Faiz Muhammad

Personal information
- Nationality: Pakistani
- Born: 23 September 1937
- Died: 29 October 2014

Sport
- Sport: Wrestling

Medal record
Asian Games
| Bronze medal – third place | 1962 Jakarta | Greco-Roman 87 kg |
Commonwealth Games
| Gold medal – first place | 1962 Perth | Middleweight |
| Gold medal – first place | 1966 Kingston | Middleweight |
| Gold medal – first place | 1970 Edinburgh | Light Heavyweight |

= Faiz Muhammad =

Pakistani wrestler (1937–2014)

Faiz Muhammad (23 September 1937 - 29 October 2014) was a Pakistani freestyle wrestler. He was from the 5 Azad Kashmir Regiment (HAIDER DIL BN). During his time, he won many national and army championships in Pakistan and was also a three-time Commonwealth Games Champion (1962, 1966, 1970).

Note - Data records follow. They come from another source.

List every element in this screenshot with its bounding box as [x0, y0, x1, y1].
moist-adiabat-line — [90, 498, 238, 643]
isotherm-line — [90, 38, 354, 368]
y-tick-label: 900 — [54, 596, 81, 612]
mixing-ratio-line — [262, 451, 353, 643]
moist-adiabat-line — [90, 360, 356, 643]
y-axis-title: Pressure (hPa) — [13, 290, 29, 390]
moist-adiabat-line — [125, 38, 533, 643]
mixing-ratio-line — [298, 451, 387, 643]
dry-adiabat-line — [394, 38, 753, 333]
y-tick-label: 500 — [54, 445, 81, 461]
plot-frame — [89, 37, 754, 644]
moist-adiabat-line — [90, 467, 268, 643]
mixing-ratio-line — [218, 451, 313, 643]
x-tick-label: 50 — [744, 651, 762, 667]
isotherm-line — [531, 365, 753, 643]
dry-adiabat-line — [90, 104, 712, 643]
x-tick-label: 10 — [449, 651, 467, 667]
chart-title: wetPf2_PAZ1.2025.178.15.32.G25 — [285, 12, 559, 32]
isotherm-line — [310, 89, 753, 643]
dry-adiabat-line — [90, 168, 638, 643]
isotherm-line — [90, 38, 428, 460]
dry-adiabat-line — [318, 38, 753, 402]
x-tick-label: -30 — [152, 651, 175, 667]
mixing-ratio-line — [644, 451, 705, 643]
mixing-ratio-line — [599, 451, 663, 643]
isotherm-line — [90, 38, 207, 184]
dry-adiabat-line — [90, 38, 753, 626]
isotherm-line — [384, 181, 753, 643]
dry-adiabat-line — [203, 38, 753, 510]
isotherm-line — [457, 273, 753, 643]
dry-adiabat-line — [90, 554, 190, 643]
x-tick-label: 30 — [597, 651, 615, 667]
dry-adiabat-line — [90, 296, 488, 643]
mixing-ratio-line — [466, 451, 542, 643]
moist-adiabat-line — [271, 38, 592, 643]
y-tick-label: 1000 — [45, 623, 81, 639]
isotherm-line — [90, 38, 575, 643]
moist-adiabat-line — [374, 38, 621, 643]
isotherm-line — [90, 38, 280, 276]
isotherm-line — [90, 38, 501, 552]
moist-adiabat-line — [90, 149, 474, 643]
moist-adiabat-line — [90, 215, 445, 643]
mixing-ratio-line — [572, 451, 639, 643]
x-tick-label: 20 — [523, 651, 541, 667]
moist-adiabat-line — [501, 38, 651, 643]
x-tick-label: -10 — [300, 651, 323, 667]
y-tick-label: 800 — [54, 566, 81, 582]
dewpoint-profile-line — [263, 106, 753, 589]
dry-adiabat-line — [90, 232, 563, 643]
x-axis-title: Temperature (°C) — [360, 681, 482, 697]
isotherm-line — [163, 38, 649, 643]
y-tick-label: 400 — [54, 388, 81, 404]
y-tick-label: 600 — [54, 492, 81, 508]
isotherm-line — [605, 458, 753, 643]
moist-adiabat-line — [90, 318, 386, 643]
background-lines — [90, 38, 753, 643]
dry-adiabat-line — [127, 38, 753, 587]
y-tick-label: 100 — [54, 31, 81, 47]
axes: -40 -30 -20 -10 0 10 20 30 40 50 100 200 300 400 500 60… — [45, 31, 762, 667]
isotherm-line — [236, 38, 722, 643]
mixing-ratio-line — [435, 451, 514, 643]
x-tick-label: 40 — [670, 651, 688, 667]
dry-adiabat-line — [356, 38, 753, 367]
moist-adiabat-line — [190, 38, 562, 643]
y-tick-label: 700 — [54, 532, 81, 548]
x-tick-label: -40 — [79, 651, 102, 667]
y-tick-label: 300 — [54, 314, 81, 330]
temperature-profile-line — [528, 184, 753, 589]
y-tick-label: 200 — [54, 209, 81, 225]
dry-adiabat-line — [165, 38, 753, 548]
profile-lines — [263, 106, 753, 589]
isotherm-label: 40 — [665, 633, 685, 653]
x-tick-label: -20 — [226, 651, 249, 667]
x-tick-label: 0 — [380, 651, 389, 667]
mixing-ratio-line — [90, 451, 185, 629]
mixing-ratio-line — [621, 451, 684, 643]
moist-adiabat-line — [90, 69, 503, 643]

Muhammad Faiz had the following finishes at major championships – 1962 Commonwealth Games: 87.0 kg. Freestyle (1st); 1966 Commonwealth Games: 87.0 kg. Freestyle (1st); 1970 Commonwealth Games: 90.0 kg. Freestyle (1st); 1962 Asian Games: 87.0 kg. Greco-Roman (3rd); 1970 Asian Games: 90.0 kg. Freestyle (5th).

==Early life and career==
Muhammad was born in 1937 in the Kandi (Rajauri district area of Jammu and Kashmir) and migrated to Azad Kashmir after the partition of British India in 1947. His family settled in Khanpur village, present day Kotli District of Azad Kashmir.

In June 1953, he was enlisted at training center number 3 of Azad Kashmir Regular Forces at Sohawa town (a village at that time). He had his first success in wrestling by winning the Pakistan Army Training Centres Wrestling Championship, an army-level competition. In the same year, he won the National and Army Wrestling Championships. He won the Army Championship every year from 1954 to 1984 and won several gold medals. At Pakistani national level, he is the only one who has this-record of Army Championships. From 1953 to 1986, he won the National Wrestling Championship for 33 years.